To achieve these objectives, a coalition of the Systems Thinking in Schools Project, the Creative Learning Exchange, SoL Education Partnership, Cloud Institute, and Reos Partners is launching Partnerships for the Future, a focused, multi-year effort to shift K-12 education around the world toward a greater emphasis on critical thinking skills, sustainability education, and systemic approaches in classrooms and across communities. The project will start with a special week-long learning event—Camp Snowball.
Camp Snowball got its name from the “snowball effect,” which reflects our desire to build momentum around this effort through a set of reinforcing processes all focused on successfully developing our students into systems citizens.
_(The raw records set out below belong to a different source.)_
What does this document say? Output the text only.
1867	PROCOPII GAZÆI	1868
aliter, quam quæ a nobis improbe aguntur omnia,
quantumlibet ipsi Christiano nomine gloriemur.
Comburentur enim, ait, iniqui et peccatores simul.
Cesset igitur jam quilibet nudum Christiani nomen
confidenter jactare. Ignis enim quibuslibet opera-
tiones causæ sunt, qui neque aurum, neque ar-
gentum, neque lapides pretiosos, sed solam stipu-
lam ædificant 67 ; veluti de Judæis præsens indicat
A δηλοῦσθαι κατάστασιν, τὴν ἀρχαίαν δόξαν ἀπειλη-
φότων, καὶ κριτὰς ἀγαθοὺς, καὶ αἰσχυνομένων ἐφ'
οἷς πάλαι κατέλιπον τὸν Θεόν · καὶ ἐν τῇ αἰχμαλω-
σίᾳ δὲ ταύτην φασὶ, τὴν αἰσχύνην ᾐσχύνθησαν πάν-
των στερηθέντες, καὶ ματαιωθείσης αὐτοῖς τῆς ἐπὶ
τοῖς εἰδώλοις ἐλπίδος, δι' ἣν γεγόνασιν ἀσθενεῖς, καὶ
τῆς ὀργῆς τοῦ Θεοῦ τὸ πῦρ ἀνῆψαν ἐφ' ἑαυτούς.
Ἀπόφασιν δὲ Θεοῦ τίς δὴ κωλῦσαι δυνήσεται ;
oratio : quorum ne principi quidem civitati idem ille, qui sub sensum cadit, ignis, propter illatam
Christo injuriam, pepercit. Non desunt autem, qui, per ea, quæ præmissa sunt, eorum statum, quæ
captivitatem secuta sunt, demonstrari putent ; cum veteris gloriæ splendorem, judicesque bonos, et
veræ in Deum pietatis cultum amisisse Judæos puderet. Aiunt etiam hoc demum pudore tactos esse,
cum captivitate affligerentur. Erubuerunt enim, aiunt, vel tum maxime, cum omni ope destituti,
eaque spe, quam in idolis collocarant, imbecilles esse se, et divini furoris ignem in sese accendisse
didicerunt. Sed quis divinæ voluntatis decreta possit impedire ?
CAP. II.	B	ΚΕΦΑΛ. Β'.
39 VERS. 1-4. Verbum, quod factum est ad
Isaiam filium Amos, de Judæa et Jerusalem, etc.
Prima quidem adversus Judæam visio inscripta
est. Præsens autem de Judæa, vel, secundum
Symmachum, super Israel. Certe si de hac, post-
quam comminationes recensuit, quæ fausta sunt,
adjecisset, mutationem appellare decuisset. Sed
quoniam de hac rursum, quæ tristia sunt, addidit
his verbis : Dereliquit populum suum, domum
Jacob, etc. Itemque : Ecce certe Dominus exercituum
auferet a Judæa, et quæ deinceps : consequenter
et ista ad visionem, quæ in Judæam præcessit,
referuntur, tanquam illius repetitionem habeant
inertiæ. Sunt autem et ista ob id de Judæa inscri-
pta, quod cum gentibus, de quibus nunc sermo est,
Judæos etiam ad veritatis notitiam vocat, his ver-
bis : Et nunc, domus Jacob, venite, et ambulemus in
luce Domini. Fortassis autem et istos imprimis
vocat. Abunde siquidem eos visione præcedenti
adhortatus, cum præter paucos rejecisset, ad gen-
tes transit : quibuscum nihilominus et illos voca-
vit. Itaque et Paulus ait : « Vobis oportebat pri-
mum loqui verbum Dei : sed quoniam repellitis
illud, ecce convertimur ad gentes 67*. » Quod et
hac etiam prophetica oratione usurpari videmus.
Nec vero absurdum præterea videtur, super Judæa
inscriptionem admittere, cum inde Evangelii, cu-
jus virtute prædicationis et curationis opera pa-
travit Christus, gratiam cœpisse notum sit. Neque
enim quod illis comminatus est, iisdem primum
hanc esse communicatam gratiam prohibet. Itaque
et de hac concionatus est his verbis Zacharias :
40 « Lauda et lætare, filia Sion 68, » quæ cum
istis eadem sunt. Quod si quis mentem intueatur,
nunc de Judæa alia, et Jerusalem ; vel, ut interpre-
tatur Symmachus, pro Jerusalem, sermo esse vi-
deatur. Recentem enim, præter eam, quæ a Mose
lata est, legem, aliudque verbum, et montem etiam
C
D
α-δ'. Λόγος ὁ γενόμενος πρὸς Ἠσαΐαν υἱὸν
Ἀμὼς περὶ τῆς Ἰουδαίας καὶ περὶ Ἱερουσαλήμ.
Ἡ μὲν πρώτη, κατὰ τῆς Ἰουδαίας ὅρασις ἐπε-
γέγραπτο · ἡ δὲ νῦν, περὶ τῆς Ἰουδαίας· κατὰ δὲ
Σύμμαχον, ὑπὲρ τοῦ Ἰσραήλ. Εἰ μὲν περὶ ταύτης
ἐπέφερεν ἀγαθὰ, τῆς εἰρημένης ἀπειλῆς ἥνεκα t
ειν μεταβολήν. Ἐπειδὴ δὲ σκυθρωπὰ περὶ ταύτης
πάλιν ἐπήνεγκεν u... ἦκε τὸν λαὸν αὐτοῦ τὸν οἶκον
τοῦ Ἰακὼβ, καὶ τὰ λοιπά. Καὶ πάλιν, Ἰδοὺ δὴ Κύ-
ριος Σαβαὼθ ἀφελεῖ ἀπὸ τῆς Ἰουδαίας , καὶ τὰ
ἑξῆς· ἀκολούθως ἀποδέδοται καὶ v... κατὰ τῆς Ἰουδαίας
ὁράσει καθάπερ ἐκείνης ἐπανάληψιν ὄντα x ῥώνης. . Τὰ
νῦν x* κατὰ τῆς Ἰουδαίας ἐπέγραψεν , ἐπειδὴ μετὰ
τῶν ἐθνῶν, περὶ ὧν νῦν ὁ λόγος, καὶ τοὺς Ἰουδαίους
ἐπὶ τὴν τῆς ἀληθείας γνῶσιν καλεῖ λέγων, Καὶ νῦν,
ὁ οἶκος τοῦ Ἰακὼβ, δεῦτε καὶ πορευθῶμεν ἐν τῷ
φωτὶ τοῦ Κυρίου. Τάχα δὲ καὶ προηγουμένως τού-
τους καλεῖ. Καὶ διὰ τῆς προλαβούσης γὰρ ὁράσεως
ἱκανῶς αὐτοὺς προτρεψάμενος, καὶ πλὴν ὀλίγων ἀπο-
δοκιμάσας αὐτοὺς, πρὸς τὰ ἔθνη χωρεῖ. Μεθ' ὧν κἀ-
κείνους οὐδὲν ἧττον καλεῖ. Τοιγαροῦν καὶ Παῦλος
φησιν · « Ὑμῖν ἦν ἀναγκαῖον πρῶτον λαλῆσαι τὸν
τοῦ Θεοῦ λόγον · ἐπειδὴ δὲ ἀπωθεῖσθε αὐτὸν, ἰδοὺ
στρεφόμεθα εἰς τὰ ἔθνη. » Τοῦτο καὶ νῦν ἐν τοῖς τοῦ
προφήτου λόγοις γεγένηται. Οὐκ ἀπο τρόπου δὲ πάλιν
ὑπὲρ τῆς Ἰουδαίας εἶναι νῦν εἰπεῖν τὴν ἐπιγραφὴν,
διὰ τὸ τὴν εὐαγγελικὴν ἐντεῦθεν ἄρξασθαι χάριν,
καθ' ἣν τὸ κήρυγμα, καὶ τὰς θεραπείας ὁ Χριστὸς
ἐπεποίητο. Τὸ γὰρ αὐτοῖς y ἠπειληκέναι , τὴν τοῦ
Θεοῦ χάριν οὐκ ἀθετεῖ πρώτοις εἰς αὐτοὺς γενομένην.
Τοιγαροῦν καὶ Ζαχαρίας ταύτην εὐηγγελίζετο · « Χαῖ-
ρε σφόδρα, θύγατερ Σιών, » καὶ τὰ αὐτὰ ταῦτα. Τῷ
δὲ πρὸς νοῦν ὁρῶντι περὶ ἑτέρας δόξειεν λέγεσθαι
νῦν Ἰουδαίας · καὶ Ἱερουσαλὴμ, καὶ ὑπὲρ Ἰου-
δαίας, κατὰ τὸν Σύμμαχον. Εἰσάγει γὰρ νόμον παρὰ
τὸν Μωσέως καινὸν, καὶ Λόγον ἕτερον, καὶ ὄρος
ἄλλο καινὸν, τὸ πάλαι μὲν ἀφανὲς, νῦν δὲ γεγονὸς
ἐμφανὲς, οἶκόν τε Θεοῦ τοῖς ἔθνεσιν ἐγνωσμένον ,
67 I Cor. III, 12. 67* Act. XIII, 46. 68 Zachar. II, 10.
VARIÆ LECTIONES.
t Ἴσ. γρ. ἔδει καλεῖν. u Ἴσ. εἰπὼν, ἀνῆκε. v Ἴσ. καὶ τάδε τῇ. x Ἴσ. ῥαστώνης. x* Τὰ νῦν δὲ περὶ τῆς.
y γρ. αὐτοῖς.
The contributing factors include:
• A foundation of research-based practices, success stories from demonstration school sites, and shared tools and resources.
• A multi-year project design, not a quick fix.
• A focus on entire communities, not just school systems. Change is hard. We need committed teams with different perspectives and networks to provide resilience and rigor to this effort.
• Business involvement. Students are the workforce of the future. Business needs employees who can deal with the complexity that the future holds. The private sector must join with schools for long-term success.
• Relationships across sectors, school systems, and communities.
When diverse teams from different parts of the world come together, businesses can connect with other businesses; community members can connect with other community members; educators and students can join with other educators and students, thus reinforcing the learning that is seeded at Camp Snowball. Cross-sectoral relationships that highlight diverse needs and perspectives are also critical for building creative tension and thus driving these activities to scale.
This work emphasises system dynamics, systems thinking, and education for sustainability. These powerful learning tools reinforce instructional strategies and increase student engagement in learning, regardless of the subject being studied.
We are also working on a structured set of follow-up activities. After Camp Snowball is over, teams will benefit from ongoing coaching and support as they work to implement personal and systemic changes.